Multi domain corpus for sentimental analysis
Authors : Gangula Rama Rohit Reddy, Radhika Mamidi
About the dataset : The corpus "Sentiraama" was created by G.Rama Rohit Reddy at Language Technologies Research Centre, KCIS, IIIT Hyderabad. The corpus consists of 4 datasets annotated using a 2-value scale, distinguishing between positive and negative sentiment at document level. Corpus consists of datasets from multiple domains such as book reviews, product reviews, movie reviews and song lyrics. Each of them were annotated by the annotators carefully following the annotation procedure.
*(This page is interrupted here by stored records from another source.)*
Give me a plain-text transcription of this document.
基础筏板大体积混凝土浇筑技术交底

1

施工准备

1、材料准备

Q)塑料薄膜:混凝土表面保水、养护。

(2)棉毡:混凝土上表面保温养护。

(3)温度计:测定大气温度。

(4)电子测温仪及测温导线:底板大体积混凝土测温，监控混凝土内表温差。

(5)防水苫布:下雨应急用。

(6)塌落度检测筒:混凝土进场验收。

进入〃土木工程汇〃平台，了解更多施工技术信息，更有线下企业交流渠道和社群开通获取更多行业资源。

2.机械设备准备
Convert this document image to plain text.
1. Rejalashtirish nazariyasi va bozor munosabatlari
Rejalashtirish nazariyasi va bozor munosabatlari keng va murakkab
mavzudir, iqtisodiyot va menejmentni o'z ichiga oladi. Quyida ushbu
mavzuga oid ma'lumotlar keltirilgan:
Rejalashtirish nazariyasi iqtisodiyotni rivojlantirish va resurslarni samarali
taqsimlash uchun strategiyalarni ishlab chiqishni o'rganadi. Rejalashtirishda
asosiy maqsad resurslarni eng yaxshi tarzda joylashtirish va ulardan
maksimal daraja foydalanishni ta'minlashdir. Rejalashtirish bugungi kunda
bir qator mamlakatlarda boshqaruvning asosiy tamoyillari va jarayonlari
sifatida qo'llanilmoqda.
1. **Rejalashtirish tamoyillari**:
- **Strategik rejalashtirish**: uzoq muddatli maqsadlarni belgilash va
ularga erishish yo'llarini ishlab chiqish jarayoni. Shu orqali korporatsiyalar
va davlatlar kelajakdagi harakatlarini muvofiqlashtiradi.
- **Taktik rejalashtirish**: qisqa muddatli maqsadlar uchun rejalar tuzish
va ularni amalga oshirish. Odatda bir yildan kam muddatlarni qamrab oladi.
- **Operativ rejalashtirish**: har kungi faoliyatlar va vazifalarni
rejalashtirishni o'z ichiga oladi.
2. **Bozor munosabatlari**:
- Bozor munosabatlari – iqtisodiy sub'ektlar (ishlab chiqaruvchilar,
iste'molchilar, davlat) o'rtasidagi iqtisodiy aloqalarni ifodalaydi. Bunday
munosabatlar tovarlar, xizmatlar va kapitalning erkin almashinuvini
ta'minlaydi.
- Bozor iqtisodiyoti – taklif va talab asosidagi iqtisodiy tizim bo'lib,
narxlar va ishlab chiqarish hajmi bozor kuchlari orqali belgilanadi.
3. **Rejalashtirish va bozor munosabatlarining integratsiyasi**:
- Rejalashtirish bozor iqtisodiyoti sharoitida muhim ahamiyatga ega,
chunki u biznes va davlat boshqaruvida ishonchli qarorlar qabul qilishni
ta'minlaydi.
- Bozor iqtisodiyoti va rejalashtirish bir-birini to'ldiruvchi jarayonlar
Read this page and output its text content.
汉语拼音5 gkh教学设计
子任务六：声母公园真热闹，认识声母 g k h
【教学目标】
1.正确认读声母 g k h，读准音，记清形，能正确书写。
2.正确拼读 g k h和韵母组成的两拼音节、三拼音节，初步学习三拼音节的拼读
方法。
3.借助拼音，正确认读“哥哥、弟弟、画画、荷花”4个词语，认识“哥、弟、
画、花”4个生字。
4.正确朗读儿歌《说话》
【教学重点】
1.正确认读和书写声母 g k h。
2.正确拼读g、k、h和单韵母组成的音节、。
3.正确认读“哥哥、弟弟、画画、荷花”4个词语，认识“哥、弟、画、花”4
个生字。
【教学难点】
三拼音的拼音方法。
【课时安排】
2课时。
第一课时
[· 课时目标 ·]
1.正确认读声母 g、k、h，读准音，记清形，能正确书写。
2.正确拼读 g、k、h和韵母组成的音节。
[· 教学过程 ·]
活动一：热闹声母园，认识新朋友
In the corpus, folder named "Song_Lyrics" contains 339 different Telugu song lyrics written in Telugu script. Out of them 230 are positive and 109 are negative. It contains a total of 13997 sentences and 81798 words. In the corpus, folder named "Movie Reviews" contains 267 different Telugu movie reviews written in Telugu script. Out of them 136 are positive and 131 are negative. It contains a total of 20000 sentences and 165049 words. In the corpus, folder named "Product Reviews" contains 200 different product reviews written in Telugu script. Out of them 100 are positive and 100 are negative. It contains a total of 43199 sentences and 259189 words. In the corpus, folder named "Book Reviews" contains 200 different book reviews written in Telugu script. Out of them 100 are positive and 100 are negative. It contains a total of 6808 sentences and 33179 words. To aid the sentiment analysis in Telugu, Sentiraama was created.
Corpus Statistics :
Dataset | Documents | Sentences | Words |
---|---|---|---|
Song Lyrics | 339 | 13997 | 81798 |
Movie Reviews | 267 | 25278 | 164307 |
Product Reviews | 200 | 4357 | 37494 |
Book Reviews | 200 | 3340 | 15031 |
Total Corpus | 1006 | 46972 | 298630 |
Download Dataset :
To download this dataset kindly fill the form given below.
If you use this corpus for your research, kindly cite it as follows:
Sentiraama Corpus by Gangula Rama Rohit Reddy, Radhika Mamidi. Language Technologies Research Centre, KCIS, IIIT Hyderabad. ltrc.iiit.ac.in/showfile.php?filename=downloads/sentiraama/